Doch er konnte nicht für immer weggehen. Er war nicht bereit, so viel aufzugeben. Sein Leben war zu tief verwurzelt für einen so radikalen Schnitt. Dennoch war er gegangen. Er war davongelaufen wie ein Feigling.

Und vor wem war er davongelaufen, wenn nicht vor sich selbst? Als ob das möglich wäre. Als ob er sich selbst entkommen könnte.

Auch wenn Nikos nicht da war, konnte es in dem Grillrestaurant gefährlich werden.
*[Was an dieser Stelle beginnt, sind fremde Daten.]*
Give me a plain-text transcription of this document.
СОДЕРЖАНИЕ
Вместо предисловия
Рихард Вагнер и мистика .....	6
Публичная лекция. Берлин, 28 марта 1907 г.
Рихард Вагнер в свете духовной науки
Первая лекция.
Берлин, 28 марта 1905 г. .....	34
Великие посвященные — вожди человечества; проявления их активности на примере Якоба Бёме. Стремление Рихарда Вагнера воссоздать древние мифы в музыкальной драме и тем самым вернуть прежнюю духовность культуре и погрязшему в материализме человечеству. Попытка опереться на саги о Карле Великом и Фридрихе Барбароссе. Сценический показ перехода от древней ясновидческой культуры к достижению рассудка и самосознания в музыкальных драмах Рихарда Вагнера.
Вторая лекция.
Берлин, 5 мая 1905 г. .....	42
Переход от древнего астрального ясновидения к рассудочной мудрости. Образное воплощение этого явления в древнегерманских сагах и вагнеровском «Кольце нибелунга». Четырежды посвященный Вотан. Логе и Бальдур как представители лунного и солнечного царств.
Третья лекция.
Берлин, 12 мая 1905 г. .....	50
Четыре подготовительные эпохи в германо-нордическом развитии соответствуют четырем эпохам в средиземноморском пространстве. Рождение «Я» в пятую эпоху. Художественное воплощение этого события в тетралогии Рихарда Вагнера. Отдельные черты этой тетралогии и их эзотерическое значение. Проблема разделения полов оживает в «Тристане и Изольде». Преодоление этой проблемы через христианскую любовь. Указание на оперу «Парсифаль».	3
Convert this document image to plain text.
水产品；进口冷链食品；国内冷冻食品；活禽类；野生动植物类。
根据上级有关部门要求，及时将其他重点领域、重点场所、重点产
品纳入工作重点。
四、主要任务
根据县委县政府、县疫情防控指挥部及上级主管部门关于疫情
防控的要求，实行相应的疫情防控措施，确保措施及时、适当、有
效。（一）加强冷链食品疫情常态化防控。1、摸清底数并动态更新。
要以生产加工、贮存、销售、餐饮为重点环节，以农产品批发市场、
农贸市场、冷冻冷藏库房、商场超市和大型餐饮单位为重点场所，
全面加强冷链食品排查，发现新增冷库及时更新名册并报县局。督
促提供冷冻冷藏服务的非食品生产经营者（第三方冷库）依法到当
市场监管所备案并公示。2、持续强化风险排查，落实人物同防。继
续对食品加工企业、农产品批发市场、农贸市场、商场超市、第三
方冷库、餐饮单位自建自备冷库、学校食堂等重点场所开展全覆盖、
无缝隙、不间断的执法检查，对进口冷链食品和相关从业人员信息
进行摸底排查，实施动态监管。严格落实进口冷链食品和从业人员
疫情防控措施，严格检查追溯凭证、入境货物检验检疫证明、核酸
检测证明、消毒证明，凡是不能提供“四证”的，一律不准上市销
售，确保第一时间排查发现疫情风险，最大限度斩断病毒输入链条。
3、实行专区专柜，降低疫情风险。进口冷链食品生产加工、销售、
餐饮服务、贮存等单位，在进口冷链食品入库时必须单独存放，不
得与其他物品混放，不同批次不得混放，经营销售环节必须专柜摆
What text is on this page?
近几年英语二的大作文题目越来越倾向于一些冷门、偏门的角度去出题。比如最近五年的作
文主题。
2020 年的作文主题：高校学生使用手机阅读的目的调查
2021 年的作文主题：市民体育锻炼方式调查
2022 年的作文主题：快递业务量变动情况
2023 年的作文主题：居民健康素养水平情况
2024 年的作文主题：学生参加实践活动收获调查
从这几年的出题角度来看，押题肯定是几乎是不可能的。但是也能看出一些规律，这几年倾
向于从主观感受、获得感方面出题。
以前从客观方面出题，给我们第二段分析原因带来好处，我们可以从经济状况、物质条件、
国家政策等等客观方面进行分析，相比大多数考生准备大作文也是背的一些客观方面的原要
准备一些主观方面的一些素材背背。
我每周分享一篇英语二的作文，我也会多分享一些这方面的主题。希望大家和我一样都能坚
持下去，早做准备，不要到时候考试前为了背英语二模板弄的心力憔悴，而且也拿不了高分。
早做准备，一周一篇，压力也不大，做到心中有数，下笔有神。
Weniger wegen des ganzen Drum und Drans – die Messer, das im eigenen Blut schwimmende Fleisch: potenzielle und stattgehabte Gewalt –, als vielmehr deshalb, weil all das an einem solch spannungsgeladenen Ort stets in Reichweite war. Die kleinste Kleinigkeit konnte einen Wutausbruch auslösen: eine falsch abgelesene Bestellung, die an einem anderen Tag nur für Erheiterung gesorgt hätte, ein ausgeliehener Löffel oder ein unbeaufsichtigter Topf mit Bohnen. Wann immer es passierte, was immer es war – es war, wie wenn man eine Prise Salz in kochendes Wasser gibt.